Time to enter the Ballance Farm Environment Awards
22 September 2017
Finalists say now is the right time to enter the Ballance Farm Environment Awards
Don’t wait until you think you have the perfect farm to enter the Ballance Farm Environment Awards, say 2017 Southland finalists Derek and Bronnie Chamberlain.
“It’s all about work in progress. Set yourselves some goals and go for it. There’s always something more you can do,” Bronnie says.
“The more eyes you have on your property, the more advice and suggestions the better.”
The couple and their Western Southland farm, West Range, won the CB Norwood Distributors Ltd Agri-Business Management Award and the Farm Stewardship Award in partnership with QEII National Trust and the NZ Farm Environment Trust at this year’s Southland awards.
Entries are open for the 2018 Ballance Farm Environment Awards and close in Southland on October 27. For more information, please contact Tracie Donelley at firstname.lastname@example.org or 027 291 0702. The first round of judging in late November will determine the finalists, with the second and final round of judging set to start at the end of January. The annual awards dinner will be at the Ascot Park Hotel in Invercargill on April 12, 2018.
National judging co-ordinator Andrea Hanna says judging teams have a wide range of skills and look at all parts of the farming business. Judging is conducted in a relaxed and friendly manner and climatic factors are taken into account.

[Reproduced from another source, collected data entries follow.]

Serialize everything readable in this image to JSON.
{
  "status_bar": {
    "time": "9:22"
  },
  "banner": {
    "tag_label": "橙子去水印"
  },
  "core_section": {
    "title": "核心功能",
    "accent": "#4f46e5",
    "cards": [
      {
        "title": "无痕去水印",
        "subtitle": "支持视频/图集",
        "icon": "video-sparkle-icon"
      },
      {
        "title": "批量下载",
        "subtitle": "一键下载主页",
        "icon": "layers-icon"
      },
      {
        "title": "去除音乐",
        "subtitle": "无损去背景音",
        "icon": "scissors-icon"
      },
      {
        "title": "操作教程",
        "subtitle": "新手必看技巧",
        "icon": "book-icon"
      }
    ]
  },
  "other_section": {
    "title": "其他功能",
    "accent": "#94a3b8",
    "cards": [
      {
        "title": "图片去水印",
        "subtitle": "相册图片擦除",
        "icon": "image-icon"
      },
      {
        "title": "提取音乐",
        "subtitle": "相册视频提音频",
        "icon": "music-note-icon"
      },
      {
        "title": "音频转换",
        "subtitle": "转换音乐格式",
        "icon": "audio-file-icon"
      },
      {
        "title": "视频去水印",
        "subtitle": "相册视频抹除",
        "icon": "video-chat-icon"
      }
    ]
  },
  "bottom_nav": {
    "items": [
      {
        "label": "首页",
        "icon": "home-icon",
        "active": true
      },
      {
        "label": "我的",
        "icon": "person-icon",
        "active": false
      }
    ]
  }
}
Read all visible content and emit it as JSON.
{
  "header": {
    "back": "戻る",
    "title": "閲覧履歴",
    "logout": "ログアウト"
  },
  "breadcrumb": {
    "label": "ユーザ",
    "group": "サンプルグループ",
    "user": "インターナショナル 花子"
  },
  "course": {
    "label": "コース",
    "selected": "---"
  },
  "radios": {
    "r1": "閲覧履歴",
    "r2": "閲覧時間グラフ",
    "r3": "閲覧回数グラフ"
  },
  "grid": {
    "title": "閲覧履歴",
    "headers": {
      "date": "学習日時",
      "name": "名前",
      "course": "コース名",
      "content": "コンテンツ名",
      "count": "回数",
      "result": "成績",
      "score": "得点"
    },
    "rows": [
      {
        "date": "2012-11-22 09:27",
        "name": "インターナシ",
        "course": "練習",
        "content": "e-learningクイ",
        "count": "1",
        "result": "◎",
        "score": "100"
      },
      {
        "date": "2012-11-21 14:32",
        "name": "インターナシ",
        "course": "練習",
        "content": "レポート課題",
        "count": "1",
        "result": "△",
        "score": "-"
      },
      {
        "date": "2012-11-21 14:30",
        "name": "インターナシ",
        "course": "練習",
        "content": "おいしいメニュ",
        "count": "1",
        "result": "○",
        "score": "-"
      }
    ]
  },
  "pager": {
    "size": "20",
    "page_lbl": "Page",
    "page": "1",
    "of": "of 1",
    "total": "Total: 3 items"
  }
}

“In the past we’ve found farmers can be reluctant to enter if their farm or orchard has been affected by wet weather or drought. But the judges know severe climatic events are part of farming and growing and will look beyond this at the wider picture.”
As first-time entrants, the Chamberlains had earlier set the goal of entering the awards to find out if they were on the right track.
“When it came time for judging, we wanted those extra sets of eyes looking at the farm from a different perspective. For them to say “this is what you’re doing good, this is what you could do better”. We were prepared for criticism,” Bronnie says.
“We really enjoyed the first lot of judging because it was a beautiful day, that always helps, and we were really proud of the place, which made us push into the corners and physically took them to blocks we thought we were having trouble with.”
They were surprised how the judging had economic considerations as well as environmental.
“The judges’ comments weren’t just about the environment but also about the common sense side that you still have to farm the property and make money out of it. The finals judging was more serious and business-oriented but at the end of the day, it was another set of eyes across the property. It’s easy to get tunnel vision when you work away on your farms. It’s good to see what you’re doing from someone else’s point of view. It was really positive and I wouldn’t hesitate to do it again.”
Bronnie says they will enter again in the future.
“There were suggestions in the feedback report we want to look at. They gave us some good advice and people to go to for help. We have incorporated a lot of that into our farm environment plan. We’re doing our own plan because we wanted to take it all on board and set our own targets and goals. We’ve also re-prioritised some things the judges thought should be done now rather than later. I can see us entering again, maybe when another family member is home working on the farm – it’s an opportunity for them to get an aspect of how things are.”
Derek and Bronwyn have daughters Jacqui, 21, and Alice, 18, and son Nic, 16.
West Range is a large scale dairy support and sheep and beef trading operation at Eastern Bush northwest of Otautau. The Chamberlains farm 1850ha (effective) and have approximately 288ha in woodlot, native areas and protected wetland. In tandem with development and riparian fencing, reticulated water has been extended to 90 percent of the farm, native areas retired and extensive shelter has been planted. A QEII National Trust covenant has been placed on a significant 57ha peat wetland.
The property was purchased by Derek’s grandfather Wallace in 1944. Derek’s parents Ian and Margaret followed and Derek came home to the farm when he was 21, with Bronnie joining him four years later. Last year the couple completed farm succession with Derek’s siblings.
The Chamberlains began grazing dairy heifers eight years ago and have gradually moved to their present form grazing 1900-2100 dairy heifers year round, with up to 1500 calves in spring/summer, and 2400 cows through the winter. They put in around 250ha of fodder beet and kale for winter crop each year, and make around 5500 bales of baleage. Some of the cow grazing is managed by the cow owners, who purchase crop by the kilogram from West Range.
Early adopters of cloud-based technology, the Chamberlains pay an allowance for staff smartphones. AgRecord’s Cloud Farmer system has multiple uses daily by the whole team. Applications include a communal daily farm diary, timesheets, health and safety reporting, animal treatments and the big data platforms like stock monitoring and grazing movements.